Let $\nu: \Z \sqbrk i \to \R$ be the real-valued function defined as:
- $\forall a \in \Z \sqbrk i: \map \nu a = \cmod a^2$
where $\cmod a$ is the (complex) modulus of $a$.
Then $\nu$ is a Euclidean valuation on $\Z \sqbrk i$.
Hence $\struct {\Z \sqbrk i, +, \times}$ with $\nu: \Z \sqbrk i \to \Z$ forms a Euclidean domain.
Proof
We have by definition that $\Z \sqbrk i \subseteq \C$.

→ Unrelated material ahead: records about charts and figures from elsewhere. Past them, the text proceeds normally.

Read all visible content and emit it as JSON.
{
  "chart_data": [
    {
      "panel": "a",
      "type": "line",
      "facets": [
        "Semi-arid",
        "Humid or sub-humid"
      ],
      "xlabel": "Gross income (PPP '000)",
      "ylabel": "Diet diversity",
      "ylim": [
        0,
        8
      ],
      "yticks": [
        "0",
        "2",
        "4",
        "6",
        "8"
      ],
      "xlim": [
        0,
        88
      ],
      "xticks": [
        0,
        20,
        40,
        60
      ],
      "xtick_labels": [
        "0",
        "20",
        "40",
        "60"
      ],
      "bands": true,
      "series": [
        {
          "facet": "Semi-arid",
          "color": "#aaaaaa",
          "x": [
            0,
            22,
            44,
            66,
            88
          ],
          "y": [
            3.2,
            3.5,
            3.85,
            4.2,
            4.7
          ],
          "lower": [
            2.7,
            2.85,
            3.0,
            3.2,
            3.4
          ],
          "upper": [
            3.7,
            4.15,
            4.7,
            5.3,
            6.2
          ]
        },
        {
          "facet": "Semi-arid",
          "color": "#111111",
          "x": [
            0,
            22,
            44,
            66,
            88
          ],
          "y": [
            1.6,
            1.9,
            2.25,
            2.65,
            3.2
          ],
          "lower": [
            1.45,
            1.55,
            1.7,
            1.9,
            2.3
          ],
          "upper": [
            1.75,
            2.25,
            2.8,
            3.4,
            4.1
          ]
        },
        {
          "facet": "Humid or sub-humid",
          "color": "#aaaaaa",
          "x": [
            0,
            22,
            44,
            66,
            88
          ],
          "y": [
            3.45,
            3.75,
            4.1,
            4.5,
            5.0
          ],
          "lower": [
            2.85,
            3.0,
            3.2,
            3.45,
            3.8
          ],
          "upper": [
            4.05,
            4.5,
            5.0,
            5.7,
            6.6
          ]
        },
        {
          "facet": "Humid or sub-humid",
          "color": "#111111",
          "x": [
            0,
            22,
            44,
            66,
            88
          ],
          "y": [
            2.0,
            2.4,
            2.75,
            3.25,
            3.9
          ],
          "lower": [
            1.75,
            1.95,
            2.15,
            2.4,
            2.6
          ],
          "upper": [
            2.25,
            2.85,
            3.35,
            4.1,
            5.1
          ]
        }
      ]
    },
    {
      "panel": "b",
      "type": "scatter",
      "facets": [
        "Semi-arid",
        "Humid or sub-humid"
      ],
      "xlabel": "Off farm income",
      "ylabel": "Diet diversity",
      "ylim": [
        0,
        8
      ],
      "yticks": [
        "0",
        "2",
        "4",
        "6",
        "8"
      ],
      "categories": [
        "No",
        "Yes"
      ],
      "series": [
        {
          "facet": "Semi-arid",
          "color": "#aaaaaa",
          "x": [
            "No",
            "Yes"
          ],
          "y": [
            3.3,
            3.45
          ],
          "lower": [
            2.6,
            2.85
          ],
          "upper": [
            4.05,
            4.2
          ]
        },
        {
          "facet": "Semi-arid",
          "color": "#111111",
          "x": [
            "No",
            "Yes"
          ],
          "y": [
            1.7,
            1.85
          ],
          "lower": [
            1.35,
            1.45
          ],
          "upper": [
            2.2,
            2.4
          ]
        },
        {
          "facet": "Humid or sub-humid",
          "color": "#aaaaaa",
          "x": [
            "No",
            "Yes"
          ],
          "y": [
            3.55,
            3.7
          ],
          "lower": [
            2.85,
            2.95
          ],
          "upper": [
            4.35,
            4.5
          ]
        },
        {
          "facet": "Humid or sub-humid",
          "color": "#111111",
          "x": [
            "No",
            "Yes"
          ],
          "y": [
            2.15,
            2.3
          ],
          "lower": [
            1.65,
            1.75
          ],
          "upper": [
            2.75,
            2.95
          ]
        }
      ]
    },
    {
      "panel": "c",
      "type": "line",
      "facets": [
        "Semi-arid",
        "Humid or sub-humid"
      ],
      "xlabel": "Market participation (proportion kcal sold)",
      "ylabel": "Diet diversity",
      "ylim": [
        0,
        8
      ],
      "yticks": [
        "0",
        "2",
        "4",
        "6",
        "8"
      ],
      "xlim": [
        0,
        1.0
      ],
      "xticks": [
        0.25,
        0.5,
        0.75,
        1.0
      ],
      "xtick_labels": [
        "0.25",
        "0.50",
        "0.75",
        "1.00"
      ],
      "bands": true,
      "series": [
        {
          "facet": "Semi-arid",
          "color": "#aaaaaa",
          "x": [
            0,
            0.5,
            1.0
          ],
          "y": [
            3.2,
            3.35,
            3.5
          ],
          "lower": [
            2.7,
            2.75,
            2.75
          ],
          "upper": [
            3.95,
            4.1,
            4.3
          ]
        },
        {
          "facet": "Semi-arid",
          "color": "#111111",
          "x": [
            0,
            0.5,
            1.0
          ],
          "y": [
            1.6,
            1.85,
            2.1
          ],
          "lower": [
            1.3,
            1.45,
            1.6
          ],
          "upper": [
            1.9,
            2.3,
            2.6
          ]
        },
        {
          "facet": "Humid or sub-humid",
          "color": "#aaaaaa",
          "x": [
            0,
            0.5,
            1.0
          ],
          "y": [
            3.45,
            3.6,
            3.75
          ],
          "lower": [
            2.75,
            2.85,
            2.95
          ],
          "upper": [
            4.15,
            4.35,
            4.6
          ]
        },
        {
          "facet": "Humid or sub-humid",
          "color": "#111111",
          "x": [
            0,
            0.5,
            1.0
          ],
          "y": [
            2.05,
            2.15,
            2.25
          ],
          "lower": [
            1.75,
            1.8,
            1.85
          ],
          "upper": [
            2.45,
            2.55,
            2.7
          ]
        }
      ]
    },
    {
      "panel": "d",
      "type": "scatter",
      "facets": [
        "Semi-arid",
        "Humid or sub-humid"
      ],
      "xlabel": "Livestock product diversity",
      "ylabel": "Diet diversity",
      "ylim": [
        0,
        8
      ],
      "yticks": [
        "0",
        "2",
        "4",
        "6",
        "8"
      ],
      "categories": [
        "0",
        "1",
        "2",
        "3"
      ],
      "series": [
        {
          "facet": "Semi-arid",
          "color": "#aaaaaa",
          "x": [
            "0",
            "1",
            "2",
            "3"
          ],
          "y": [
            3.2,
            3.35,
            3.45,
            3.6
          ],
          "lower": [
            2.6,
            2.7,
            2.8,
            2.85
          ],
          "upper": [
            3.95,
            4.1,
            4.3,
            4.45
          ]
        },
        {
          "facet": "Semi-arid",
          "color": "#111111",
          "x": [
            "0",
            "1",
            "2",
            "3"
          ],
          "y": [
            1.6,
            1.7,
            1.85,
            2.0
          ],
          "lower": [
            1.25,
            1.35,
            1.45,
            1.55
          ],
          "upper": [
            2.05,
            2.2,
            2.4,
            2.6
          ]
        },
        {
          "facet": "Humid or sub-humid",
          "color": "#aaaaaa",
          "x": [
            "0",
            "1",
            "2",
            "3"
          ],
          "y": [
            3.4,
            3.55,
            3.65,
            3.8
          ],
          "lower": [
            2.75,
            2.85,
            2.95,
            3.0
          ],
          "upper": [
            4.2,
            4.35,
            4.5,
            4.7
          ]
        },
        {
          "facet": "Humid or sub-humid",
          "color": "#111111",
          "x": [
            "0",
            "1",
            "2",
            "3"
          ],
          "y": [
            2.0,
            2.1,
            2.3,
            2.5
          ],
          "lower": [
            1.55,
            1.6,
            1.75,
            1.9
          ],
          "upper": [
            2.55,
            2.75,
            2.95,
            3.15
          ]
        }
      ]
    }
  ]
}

Let $a, b \in \Z \sqbrk i$.
We have from Modulus of Product that:
- $\cmod a \cdot \cmod b = \cmod {a b}$
From Complex Modulus is Norm we have that:
- $\forall a \in \C: \cmod a \ge 0$
- $\cmod a = 0 \iff a = 0$
Suppose $a = x + i y \in \Z \sqbrk i$ and $a \ne 0$.
Then either $x \ne 0$ or $y \ne 0$, so either $x^2 \ge 1$ or $y^2 \ge 1$.
So $\cmod a^2 \ge 1$.
If also $b \in \Z \sqbrk i, b \ne 0$, then:
- $\map \nu {a b} = \cmod {a b}^2 \ge \cmod a^2 = \map \nu a$
Now, consider $x, y \in Z \sqbrk i$ with $y \ne 0$.
We want to find $q, r \in Z \sqbrk i$ such that $x = q y + r$ and $\map \nu r < \map \nu y$.
Note that this means we want $r = y \paren {\dfrac x y - q}$ where $\dfrac x y$ is complex but not necessarily Gaussian.
Consider the complex number $p = \dfrac x y = p_r + i p_i$.
We extend $\nu$ to the complex numbers and define $\nu: \C \to \C$ as:
- $\forall z \in \C: \map \nu z = \cmod z^2$
Let $q = q_r + i q_i$ be the Gaussian integer such that:
- $\map \nu {p - q} = \cmod {p - q}^2 = \paren {p_r - q_r}^2 + \paren {p_i - q_i}^2$
is minimal.
That is, $q_r$ is the nearest integer to $p_r$ and $q_i$ is the nearest integer to $p_i$.
A given real number can be at a distance at most $1/2$ from an integer, so it follows that:
- $(1): \quad \map \nu {p - q} \le \paren {\dfrac 1 2}^2 + \paren {\dfrac 1 2}^2 = \dfrac 1 2$
Now by Complex Modulus is Norm, for any two complex numbers $z_1, z_2$ we have:
- $\map \nu {z_1 z_2} = \map \nu {z_1} \, \map \nu {z_2}$
Thus we obtain:
\(\ds \map \nu {y \paren {p - q} }\) | \(=\) | \(\ds \map \nu y \, \map \nu {p - q}\) | ||||||||||||
\(\ds \) | \(\le\) | \(\ds \dfrac {\map \nu y} 2\) | by $(1)$ | |||||||||||
\(\ds \) | \(<\) | \(\ds \map \nu y\) | since $\map \nu y \ne 0$ |
On the other hand:
\(\ds \map \nu {y \paren {p - q} }\) | \(=\) | \(\ds \map \nu {y \paren {\frac x y - q} }\) | ||||||||||||
\(\ds \) | \(=\) | \(\ds \map \nu {x - y q}\) |
So letting $r = x - y q$ we have $\map \nu r < \map \nu y$.
Moreover we trivially have $x = q y + r$.
Thus $\Z \sqbrk i$ is a Euclidean domain.
$\blacksquare$